Ireland v UK, found that techniques including “wall sitting for 20hrs, sleep deprivation, withholding food, intense noise, etc…” WAS NOT TORTURE (merely inhuman / degrading treatment).
Torture examples:
- stripped naked, hung up, electrodes on the genitals & beating for 2.5 hrs per day (Aksoy v Turkey).
- V was raped, beaten, stripped and sprayed with high pressure water (Aydin v Turkey).
What obligations (positive or negative) does Art.3 impose on the State?
Negative - duty to refrain from causing torture or inhumane & degrading treatment.
Positive - duty on PUBLIC AUTHORITIES to prevent individuals being subjected to torture or inhumane & degrading treatment.
[UNLIKE ART.2, THE POSITIVE DUTY IS NOT ABSOLUTE UNDER ART.3, e.g.: claimant must be able to show that the State knew or ought to have known of particular circumstances likely to expose V to torture/IDT.
EG: Cannot deport someone where there is a real risk that they will be subject to torture or inhumane and degrading treatment (e.g. activist for Sikh separatism cannot be deported to India - even if there are no warrants for his arrest, there is still a “real risk”…) (Chalal v UK).
Secondary, positive duty to investigate.
Can the State/public authorities be liable for an ineffective investigation into a breach of Art.3?
Yes. UKSC found the police in breach of their duty to conduct an effective investigation into the rapes committed by John Worboys.
What is the key distinction regarding Art.5 and whether it is engaged?
Art.5 is concerned with “deprivations of liberty”, not mere “restrictions” - the key difference is “degree or intensity”.

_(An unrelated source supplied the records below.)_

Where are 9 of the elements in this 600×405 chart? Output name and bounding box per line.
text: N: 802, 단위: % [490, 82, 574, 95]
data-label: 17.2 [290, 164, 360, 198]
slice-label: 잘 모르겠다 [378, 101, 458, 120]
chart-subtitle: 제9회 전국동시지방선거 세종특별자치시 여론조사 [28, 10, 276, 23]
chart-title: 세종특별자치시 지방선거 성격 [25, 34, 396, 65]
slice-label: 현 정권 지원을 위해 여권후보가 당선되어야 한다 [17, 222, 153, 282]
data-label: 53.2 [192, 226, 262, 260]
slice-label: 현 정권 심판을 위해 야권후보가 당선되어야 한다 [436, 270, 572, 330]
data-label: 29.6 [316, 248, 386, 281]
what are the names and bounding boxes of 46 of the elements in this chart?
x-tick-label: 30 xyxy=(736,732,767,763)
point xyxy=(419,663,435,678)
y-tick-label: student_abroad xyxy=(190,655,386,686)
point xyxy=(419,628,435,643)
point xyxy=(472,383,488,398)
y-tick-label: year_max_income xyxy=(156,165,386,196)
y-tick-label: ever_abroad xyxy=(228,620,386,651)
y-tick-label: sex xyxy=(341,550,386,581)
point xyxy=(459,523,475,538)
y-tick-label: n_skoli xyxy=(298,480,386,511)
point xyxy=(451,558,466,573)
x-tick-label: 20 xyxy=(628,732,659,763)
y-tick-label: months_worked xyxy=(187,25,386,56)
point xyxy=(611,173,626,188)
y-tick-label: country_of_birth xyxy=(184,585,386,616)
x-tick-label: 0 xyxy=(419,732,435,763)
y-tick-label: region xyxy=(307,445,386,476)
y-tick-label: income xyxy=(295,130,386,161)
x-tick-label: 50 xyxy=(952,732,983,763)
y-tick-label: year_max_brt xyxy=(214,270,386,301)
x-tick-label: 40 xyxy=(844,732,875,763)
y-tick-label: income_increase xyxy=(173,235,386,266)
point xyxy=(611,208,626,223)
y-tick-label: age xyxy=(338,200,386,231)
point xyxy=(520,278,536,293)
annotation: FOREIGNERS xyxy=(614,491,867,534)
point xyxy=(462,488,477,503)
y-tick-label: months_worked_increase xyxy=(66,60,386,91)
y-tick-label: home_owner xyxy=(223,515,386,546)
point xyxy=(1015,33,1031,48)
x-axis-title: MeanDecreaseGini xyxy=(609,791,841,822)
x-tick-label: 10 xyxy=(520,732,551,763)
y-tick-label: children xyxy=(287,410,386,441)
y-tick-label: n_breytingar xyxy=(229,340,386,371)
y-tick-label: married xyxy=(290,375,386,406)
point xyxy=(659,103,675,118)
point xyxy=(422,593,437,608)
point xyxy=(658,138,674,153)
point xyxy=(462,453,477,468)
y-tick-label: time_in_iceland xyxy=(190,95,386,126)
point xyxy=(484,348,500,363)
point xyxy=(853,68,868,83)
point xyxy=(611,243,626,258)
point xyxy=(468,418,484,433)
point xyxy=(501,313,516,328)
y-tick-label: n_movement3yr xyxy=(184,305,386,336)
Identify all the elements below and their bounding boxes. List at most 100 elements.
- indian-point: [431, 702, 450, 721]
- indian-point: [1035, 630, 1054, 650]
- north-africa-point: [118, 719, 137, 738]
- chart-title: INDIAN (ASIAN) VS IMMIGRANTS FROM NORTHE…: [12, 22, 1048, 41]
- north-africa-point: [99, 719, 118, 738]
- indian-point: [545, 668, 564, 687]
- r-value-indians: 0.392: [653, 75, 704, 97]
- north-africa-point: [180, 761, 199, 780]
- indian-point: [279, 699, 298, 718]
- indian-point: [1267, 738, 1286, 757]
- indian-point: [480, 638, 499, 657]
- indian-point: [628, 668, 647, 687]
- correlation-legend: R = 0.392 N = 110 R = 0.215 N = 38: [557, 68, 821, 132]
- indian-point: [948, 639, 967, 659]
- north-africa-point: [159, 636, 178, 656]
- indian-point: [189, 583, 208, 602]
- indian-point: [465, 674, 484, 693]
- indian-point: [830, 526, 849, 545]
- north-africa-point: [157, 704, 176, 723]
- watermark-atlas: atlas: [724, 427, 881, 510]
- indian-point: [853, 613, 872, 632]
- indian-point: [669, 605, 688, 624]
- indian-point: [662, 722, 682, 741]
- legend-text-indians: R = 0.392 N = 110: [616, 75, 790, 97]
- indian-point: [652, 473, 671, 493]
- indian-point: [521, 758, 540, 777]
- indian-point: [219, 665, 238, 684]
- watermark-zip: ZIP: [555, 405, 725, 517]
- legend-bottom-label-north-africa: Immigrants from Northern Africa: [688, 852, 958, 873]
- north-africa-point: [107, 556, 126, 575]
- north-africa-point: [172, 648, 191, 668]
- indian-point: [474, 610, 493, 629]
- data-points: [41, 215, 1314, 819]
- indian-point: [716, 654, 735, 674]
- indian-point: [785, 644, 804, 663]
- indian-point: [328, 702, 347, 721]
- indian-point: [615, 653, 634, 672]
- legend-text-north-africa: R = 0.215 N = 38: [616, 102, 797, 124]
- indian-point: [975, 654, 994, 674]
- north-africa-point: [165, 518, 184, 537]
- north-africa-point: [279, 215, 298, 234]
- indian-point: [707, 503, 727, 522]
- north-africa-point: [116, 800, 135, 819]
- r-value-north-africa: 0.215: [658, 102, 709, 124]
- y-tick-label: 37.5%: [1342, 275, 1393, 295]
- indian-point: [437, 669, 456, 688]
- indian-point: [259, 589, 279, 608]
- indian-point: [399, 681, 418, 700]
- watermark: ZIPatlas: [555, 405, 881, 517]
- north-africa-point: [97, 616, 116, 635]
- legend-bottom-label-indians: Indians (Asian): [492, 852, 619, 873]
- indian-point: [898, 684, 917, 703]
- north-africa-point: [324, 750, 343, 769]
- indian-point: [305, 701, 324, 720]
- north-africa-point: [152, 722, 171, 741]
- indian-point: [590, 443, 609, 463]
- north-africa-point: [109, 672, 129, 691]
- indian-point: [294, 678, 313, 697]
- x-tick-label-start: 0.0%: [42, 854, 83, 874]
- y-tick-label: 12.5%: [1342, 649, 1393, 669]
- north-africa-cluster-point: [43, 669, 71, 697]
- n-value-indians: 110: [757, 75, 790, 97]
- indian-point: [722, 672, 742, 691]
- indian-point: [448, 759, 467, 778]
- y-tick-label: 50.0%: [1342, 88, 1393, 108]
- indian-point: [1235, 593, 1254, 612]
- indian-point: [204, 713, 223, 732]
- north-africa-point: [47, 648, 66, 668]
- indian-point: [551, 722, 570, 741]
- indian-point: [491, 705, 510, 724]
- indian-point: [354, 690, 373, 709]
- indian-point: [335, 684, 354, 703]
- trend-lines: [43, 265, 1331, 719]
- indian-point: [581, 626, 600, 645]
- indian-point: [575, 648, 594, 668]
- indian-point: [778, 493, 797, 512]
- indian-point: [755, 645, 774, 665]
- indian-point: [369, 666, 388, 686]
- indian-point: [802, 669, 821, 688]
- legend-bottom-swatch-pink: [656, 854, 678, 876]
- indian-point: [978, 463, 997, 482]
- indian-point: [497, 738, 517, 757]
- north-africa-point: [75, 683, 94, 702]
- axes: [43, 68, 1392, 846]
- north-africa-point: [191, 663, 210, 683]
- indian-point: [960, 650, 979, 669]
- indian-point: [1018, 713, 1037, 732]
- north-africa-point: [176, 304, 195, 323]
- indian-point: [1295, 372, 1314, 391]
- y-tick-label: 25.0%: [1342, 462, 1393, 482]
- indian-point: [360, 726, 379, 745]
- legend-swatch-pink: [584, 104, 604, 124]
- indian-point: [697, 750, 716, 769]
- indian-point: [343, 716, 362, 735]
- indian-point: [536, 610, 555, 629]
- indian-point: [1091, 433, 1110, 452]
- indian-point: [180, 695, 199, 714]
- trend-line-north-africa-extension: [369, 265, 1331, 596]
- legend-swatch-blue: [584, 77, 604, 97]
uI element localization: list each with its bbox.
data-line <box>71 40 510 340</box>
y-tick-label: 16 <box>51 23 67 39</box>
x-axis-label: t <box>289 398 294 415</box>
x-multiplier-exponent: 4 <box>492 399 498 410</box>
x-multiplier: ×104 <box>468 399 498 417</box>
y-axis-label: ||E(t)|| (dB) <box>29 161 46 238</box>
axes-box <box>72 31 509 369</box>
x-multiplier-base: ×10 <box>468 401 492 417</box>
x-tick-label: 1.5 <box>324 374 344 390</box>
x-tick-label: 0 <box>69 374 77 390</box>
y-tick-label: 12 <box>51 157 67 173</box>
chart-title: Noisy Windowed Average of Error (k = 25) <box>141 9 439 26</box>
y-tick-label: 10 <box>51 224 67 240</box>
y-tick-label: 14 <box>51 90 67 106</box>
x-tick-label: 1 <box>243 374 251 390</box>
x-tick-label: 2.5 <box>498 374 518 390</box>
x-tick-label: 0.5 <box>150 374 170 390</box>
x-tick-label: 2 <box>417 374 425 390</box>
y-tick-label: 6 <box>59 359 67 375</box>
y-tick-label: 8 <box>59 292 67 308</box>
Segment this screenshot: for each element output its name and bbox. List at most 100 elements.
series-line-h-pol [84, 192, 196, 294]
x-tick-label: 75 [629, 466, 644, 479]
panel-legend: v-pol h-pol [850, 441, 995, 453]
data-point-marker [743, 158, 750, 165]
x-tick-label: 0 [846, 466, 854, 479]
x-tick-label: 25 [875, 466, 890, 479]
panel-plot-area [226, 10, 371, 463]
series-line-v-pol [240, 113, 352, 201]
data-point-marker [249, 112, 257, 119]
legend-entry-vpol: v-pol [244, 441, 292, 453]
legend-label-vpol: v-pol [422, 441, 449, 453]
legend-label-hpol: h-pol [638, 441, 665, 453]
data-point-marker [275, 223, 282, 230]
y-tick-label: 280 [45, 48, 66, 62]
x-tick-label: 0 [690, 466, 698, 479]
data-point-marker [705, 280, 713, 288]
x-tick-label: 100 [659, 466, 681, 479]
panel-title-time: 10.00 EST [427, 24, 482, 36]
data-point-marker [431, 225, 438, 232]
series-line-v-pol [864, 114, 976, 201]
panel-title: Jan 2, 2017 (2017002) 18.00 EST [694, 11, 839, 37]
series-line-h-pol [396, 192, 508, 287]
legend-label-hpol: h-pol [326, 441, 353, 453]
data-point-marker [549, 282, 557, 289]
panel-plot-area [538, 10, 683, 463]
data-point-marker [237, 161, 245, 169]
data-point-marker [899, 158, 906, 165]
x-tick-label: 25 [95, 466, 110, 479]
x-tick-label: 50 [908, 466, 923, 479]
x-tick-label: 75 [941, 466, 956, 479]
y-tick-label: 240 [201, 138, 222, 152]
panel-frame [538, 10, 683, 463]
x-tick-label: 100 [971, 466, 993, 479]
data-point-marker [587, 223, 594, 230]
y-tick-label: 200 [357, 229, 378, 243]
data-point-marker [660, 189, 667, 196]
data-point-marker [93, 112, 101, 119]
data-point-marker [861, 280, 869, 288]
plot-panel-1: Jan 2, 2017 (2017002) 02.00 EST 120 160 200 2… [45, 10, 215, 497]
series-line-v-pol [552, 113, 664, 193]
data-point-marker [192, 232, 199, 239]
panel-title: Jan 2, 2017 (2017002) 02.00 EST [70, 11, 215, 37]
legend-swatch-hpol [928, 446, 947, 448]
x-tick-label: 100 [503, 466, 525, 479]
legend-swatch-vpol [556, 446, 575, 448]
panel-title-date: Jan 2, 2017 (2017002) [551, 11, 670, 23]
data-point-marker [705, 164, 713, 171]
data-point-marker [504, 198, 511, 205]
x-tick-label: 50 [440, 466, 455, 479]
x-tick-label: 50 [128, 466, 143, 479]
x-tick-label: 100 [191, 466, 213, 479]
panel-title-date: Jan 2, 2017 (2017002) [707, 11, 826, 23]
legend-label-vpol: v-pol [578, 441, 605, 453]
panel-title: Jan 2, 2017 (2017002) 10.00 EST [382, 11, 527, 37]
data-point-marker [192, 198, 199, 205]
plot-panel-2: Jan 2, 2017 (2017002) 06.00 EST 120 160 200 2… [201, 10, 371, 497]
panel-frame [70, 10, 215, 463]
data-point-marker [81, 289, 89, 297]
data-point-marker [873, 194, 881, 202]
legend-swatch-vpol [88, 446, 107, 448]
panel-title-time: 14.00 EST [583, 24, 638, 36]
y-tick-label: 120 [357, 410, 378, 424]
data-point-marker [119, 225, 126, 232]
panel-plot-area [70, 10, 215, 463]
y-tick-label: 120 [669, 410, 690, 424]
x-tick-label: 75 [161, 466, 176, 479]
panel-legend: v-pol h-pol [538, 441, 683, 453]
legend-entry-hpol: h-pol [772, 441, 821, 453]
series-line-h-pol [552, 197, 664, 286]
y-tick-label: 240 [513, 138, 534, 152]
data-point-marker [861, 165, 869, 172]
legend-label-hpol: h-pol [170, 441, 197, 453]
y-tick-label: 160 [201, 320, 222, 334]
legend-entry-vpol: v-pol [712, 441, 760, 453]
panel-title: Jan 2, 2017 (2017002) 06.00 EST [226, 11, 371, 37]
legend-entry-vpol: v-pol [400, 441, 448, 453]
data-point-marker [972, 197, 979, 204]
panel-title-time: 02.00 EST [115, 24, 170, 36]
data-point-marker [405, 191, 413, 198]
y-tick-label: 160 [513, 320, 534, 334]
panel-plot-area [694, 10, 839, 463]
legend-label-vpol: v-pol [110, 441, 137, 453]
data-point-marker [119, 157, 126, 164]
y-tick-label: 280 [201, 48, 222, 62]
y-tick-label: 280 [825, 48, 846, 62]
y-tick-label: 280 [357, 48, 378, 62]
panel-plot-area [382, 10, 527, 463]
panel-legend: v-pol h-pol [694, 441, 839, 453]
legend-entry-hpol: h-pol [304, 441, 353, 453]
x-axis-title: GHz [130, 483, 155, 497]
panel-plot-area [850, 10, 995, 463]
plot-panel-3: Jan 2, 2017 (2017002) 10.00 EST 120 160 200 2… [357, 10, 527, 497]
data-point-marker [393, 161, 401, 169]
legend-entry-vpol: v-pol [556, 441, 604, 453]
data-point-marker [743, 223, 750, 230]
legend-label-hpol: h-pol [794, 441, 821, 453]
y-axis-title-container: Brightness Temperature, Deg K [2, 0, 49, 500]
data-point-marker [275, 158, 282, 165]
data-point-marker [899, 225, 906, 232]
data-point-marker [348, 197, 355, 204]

e.g.: Police forming a restrictive circle around 10 unarmed protestors and shooting them with rifles if they try and leave… vs… barriers at a street protest to prevent the 20,000+ person crowd spilling into other areas of the city.
Factors considered include:
- duration
- type of deprivation
- effects
- manner of implementation
Is a police cordon around crowds of protestors (“kettling”) a breach of Art.5 (right to liberty)?
No, it is not a breach (Austin v UK).
It is the least intrusive and most effective method of crowd control.
Furthermore, Art. 5 will not be interpreted in a way to make the police’s job more difficult.
Control measures used by the police, such as keeping opposing supporters apart at a football match in order to prevent violence, will not amount to a deprivation of liberty under article 5 provided they are PROPORTIONATE and NOT IMPOSED ARBITRARILY.